En Tunisie, l’alcool coule à flots mais reste un sujet tabou
TUNIS – Entrer au Billionnaire revient un peu à plonger dans un film des années 1990, sur les clubs new-yorkais branchés et les débuts de scènes comme Ibiza. Rideaux de mousseline blancs, plantes vertes, piscine et canapés, le lieu transpire l’opulence et le confort. Le Billionaire est l’un des seuls bars-restaurants à avoir ouvert après la révolution avec une licence d’alcool.
Malgré la diversité et l’illusion d’un nombre plus élevé de nouveaux lieux – le Carpe Diem, le Yüka, le Wax, Tutu et d’autres encore – les bars les plus branchés de la capitale sont en fait implantés dans des complexes hôteliers déjà en possession de la fameuse licence d’alcool, nécessaire pour pouvoir vendre des boissons alcoolisées en Tunisie.
Ses conditions d’octroi répondent à plusieurs critères. Il faut obtenir l’aval d’une commission de l’office du tourisme, non sans l’approbation du ministère de l’Intérieur dont les décisions, de donner ou non la licence restent arbitraires. Il faut aussi obtenir l’accord des politiques qui gèrent les municipalités, et ont donc leur mot à dire dans l’ouverture d’un débit de boissons ou d’un bar.
En 2016, la Tunisie était classée par l’Organisation mondiale de la santé (OMS) premier pays arabe consommateur d’alcool
Si le monde de la nuit s’épanouit dans la capitale et dans les villes côtières, la libéralisation de l’alcool reste encore taboue. Et le marché noir, lui, bat son plein.
En 2016, la Tunisie était classée par l’Organisation mondiale de la santé (OMS) comme le premier pays arabe consommateur d’alcool avec 26,2 litres par an et par habitant, soit plus que… l’Italie et la France !
Il n’est pas rare pour les Tunisiens de faire des queues de plusieurs heures dans les supermarchés – dans, mais aussi dehors, car c’est une spécificité tunisienne, les bières se vendent aussi dans des dépôts à l’extérieur des enseignes.
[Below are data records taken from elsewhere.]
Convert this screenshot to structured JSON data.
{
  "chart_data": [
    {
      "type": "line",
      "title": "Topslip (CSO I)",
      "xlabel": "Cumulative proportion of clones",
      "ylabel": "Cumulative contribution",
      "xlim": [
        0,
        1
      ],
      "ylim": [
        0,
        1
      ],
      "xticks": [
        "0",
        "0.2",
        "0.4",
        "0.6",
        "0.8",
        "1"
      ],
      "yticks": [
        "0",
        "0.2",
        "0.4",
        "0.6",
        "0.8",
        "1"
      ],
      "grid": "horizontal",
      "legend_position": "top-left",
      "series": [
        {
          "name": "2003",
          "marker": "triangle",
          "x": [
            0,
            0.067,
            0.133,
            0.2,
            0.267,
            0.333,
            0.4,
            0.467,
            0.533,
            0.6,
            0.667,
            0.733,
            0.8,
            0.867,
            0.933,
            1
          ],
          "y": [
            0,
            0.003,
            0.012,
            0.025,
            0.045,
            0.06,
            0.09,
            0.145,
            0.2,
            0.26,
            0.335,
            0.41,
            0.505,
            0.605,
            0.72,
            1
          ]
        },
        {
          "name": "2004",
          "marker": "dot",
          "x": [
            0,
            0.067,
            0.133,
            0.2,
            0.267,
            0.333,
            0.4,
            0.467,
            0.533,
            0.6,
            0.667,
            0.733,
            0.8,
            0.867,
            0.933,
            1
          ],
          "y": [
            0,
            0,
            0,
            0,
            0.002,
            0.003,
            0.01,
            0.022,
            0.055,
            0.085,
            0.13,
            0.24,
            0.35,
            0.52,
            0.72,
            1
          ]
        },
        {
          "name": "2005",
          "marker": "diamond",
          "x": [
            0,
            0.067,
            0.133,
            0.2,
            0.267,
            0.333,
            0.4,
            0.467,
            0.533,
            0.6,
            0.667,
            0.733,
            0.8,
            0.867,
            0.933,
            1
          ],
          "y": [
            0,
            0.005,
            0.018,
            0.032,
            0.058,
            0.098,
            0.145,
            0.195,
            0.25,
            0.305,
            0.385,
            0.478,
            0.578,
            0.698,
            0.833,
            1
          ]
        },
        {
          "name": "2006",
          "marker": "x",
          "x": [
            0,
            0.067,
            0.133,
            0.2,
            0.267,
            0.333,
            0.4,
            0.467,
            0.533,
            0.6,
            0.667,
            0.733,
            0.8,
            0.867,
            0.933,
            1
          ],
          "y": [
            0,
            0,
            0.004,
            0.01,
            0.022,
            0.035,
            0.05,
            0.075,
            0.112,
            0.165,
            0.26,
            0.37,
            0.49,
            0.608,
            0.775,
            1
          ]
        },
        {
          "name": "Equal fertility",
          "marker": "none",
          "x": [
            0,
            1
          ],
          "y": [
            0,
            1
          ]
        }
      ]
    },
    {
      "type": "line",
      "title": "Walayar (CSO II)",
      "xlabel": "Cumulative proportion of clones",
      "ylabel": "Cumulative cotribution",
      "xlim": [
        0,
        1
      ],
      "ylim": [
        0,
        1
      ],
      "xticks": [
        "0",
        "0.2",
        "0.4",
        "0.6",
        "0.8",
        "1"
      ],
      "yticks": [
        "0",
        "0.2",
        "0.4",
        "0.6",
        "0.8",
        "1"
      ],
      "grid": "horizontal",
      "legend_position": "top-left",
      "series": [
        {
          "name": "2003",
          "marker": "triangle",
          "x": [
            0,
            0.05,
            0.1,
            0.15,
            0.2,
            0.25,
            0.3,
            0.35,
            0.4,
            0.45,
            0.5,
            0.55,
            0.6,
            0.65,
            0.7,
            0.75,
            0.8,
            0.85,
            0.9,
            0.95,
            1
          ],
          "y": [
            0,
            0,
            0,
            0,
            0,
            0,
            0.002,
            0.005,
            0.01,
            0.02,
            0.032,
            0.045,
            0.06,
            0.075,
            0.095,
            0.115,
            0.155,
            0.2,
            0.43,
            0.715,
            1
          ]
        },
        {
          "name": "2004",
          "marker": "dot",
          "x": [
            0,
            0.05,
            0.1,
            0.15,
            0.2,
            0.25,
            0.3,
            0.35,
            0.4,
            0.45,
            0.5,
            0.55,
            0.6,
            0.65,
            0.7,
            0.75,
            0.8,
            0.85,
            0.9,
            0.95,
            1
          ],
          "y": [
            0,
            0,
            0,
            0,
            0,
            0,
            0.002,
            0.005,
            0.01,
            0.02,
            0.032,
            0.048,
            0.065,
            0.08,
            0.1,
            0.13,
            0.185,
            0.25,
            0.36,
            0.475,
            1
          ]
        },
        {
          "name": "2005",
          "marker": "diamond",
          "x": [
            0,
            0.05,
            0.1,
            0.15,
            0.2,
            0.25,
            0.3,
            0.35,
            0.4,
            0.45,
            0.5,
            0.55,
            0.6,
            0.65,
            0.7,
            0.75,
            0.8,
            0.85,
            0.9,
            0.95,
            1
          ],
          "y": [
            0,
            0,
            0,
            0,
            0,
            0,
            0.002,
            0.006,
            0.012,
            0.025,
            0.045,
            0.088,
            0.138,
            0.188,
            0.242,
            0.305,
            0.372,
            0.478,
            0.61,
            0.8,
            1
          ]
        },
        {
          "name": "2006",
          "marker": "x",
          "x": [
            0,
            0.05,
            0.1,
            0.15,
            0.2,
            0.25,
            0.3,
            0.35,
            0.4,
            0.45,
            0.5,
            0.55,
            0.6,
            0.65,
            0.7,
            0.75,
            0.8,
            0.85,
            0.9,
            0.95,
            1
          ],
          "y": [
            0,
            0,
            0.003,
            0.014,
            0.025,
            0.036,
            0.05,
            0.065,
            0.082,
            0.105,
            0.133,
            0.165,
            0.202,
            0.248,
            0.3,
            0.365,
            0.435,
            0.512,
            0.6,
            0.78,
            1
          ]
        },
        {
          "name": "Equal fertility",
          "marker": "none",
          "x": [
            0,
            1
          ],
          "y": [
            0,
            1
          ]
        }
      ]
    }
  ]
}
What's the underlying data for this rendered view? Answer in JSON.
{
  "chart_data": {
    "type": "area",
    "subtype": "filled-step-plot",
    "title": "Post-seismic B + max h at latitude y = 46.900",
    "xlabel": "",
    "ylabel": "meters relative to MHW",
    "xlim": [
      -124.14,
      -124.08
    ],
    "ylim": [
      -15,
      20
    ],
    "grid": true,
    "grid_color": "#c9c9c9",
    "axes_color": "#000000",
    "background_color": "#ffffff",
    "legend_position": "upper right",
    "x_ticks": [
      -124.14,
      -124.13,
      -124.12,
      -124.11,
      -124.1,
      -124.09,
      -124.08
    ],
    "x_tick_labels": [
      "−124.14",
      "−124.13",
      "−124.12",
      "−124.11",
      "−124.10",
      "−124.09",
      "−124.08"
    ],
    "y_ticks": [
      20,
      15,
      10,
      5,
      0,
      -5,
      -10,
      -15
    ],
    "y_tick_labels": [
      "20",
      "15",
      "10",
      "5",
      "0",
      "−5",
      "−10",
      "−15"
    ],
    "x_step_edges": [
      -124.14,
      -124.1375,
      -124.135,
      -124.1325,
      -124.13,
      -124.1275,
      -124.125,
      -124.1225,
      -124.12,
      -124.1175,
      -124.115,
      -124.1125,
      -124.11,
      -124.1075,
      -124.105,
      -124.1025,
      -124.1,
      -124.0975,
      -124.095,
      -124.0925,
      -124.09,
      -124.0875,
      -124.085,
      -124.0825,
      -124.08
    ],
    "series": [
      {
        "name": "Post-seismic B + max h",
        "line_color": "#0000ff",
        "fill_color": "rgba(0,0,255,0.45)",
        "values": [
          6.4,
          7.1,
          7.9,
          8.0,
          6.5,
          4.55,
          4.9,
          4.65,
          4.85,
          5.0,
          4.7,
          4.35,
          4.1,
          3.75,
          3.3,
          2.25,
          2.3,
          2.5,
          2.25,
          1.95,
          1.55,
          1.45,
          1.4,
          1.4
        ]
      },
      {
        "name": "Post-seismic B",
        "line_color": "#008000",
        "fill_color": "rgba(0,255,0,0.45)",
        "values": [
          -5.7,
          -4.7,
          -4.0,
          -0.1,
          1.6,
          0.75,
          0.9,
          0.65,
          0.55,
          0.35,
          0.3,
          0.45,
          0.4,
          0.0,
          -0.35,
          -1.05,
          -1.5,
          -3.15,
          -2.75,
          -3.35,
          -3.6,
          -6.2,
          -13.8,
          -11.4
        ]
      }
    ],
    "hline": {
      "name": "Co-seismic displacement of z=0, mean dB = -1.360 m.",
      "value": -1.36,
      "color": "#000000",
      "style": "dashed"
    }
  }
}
Il faut dire que le rapport des Tunisiens à l’alcool reste ambigu, dans un pays d’identité et de culture musulmanes.
Outrage aux bonnes mœurs
Cette année, à Béja (nord), deux hommes ont été interpellés par la police alors qu’ils consommaient de l’alcool dans une maison, dénoncés par leurs voisins.
Ils ont été arrêtés pour outrage aux bonnes mœurs pour avoir consommé de l’alcool pendant le Ramadan, sur la base des circulaires datant des années 1990, qui stipulent aussi que les Tunisiens ne peuvent pas acheter d’alcool le vendredi, jour de prière, et pendant les fêtes religieuses. La plupart des enseignes ferment d’ailleurs leur rayon dédié à l’alcool ce jour-là.
Mais face à une demande qui augmente d’année en année, le marché noir, en particulier celui de la bière fonctionne à plein régime. Dans la banlieue-Sud de Tunis par exemple, très peu de supermarchés vendent de l’alcool, et un seul restaurant, au sommet d’une montagne, en sert.
Ce qui n’empêche pas les habitants de se procurer de la bière autrement. La bière reste la boisson préférée des Tunisiens, portée par des marques nationales comme Celtia et Berber face au géant Heineken et la Société de fabrication des boissons en Tunisie (SFBT), qui réalise chaque trimestre un chiffre d’affaires en constante augmentation.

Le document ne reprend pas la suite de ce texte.